Mann in Anzug mit Regenschirm
Legende: Angeklagte Schweizer Banker sollen auf US-Botschaften in Europa aussagen. (Symbolbild) Keystone

Wirtschaft Bund weiss nichts von Banker-Aussagen auf US-Botschaften

Das Eidgenössische Finanzdepartment zeigt sich überrascht von der neusten Entwicklung im US-Steuerstreit: Im EFD war nicht bekannt, dass die US-Justiz angeklagte Schweizer Banker auffordert, auf US-Botschaften in Europa Kundennamen preiszugeben.

«Wir haben keine Kenntnis von konkreten Fällen», schreibt das Staatssekretariat für Finanzfragen SIF, das zum Finanzdepartement gehört, auf Anfrage von «ECO». «Falls Hinweise für die Verletzung von Schweizer Recht bestünden, würden wir die nötigen Schritte unternehmen.»

Angeklagten Schweizer Bankern wurde von den amerikanischen Justizbehörden vorgeschlagen, auf US-Botschaften in Europa auszusagen.
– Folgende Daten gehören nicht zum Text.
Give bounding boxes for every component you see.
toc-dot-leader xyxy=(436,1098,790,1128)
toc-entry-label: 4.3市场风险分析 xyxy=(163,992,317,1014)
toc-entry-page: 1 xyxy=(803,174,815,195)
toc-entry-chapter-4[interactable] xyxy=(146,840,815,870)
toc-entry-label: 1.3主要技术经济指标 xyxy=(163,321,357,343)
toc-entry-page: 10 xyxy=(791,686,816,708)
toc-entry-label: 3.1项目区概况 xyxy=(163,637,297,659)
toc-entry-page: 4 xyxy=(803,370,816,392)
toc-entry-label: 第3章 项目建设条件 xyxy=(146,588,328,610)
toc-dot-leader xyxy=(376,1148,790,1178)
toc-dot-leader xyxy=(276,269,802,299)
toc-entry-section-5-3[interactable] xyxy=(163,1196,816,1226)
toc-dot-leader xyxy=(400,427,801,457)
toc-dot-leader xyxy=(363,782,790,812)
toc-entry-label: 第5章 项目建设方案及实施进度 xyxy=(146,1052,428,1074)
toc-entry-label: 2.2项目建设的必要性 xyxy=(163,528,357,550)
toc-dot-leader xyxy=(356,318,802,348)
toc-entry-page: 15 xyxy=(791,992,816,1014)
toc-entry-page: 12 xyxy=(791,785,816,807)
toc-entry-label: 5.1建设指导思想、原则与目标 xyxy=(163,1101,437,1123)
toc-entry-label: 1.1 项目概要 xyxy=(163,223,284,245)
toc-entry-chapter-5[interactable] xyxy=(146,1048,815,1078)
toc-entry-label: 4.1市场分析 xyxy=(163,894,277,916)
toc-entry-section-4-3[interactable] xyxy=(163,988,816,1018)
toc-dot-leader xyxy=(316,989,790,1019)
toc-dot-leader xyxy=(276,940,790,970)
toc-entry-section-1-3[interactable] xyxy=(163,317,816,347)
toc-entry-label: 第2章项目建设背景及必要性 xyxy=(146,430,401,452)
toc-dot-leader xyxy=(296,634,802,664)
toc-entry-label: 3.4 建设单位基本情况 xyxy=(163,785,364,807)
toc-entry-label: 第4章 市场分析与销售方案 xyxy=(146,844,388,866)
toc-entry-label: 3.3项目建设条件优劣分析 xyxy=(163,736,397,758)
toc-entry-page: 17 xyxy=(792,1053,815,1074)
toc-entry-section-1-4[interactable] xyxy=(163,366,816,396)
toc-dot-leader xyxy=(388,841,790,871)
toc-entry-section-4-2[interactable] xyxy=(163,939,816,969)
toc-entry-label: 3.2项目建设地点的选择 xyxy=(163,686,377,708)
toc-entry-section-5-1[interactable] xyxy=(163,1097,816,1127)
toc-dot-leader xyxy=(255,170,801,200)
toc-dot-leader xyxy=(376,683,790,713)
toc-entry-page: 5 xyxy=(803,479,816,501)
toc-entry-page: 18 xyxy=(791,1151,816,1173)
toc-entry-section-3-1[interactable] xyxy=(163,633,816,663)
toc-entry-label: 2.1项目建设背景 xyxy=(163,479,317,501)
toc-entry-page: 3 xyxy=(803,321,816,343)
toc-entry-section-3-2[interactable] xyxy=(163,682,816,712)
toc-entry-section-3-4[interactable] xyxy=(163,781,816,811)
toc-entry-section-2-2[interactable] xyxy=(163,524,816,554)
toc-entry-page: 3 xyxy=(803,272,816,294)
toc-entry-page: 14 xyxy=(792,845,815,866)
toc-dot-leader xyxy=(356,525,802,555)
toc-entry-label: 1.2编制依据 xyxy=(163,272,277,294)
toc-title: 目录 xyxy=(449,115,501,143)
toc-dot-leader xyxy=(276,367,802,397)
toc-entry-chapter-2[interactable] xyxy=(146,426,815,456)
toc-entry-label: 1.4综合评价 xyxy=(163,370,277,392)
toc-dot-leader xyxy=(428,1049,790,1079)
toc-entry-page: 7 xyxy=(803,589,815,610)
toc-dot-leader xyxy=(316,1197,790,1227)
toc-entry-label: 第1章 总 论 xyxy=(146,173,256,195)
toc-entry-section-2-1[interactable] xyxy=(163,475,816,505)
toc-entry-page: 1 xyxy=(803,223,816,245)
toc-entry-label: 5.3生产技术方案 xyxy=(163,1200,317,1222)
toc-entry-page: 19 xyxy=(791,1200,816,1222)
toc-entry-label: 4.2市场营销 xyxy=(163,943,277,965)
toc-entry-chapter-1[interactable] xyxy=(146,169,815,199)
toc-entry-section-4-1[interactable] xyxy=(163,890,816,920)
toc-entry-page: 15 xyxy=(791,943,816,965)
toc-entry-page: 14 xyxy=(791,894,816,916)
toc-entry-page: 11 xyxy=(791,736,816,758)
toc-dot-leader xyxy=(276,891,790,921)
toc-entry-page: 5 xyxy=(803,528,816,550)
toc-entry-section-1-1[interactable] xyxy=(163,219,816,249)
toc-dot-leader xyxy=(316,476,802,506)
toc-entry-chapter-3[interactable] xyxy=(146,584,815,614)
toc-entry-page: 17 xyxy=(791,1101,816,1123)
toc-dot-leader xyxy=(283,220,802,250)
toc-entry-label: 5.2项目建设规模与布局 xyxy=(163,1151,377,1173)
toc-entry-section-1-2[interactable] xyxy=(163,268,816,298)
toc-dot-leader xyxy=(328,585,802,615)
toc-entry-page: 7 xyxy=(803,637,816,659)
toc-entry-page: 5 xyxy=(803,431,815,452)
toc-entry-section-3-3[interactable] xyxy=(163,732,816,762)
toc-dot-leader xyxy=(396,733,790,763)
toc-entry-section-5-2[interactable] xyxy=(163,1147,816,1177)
Das haben gegenüber «ECO» voneinander unabhängige Quellen bestätigt. Für die Anreise der Banker würden die internationalen Haftbefehle gegen sie ausgesetzt. Zudem wurde ihnen mündlich zugesichert, dass sie die US-Botschaften nach Ende der Gespräche wieder verlassen könnten.

Ziemlich skandalös
Autor: Robert Waldburger Universität St. Gallen

Würden die Banker aussagen, würden sie Schweizer Recht brechen: Sicher das Bankgeheimnis, vermutlich würden sie auch gegen Art. 271 und Art. 273 des Strafgesetzbuches verstossen, die verbotene Handlungen für einen fremden Staat und wirtschaftlichen Nachrichtendienst ahnden.

Für Robert Waldburger, Professor für Steuerrecht an der Hochschule St. Gallen, ist klar: «Wenn die US-Justiz Schweizer Bürger anstiftet, schweizerisches Recht zu verletzen, ist das ziemlich skandalös.» Waldburger hatte im Fall UBS ein Rechtsgutachten darüber verfasst, in welchen Fällen Amtshilfe möglich ist. Er geht davon aus, dass die US-Justiz auch wissen will, wie das Amerika-Geschäft mit unversteuerten Geldern organisiert war: «Wer hat was gewusst? Wer hat was unterstützt? Wer hat was möglicherweise angeregt? Bis auf welche Hierarchie-Stufe hat man da mitgewirkt?»

Mehr als 30 Banker und Vermögensverwalter sind von der US-Justiz angeklagt. Gegen 14 Schweizer Banken, darunter Credit Suisse, Julius Bär und die Kantonalbanken von Zürich und Basel, laufen Strafuntersuchungen. Die Credit Suisse hat bisher 238 Kundennamen übermittelt, die anderen Banken keine.

Als die CS-Spitze Ende Februar vor einem US-Senatsausschuss Auskunft über ihr Geschäft mit US-Steuerhinterziehern geben musste, fand der Vorsitzende Senator Carl Levin deutliche Worte: «Unsere Untersuchung zeigt, dass die Identifizierung von Steuerhinterziehern nur schleppend vorankommt.» Statt amerikanisches Recht durchzusetzen, habe sich die US-Justiz von den Schweizern viel zu lange hinhalten lassen. Der neuste Schritt der US-Justiz scheint eine Folge dieser Kritik zu sein.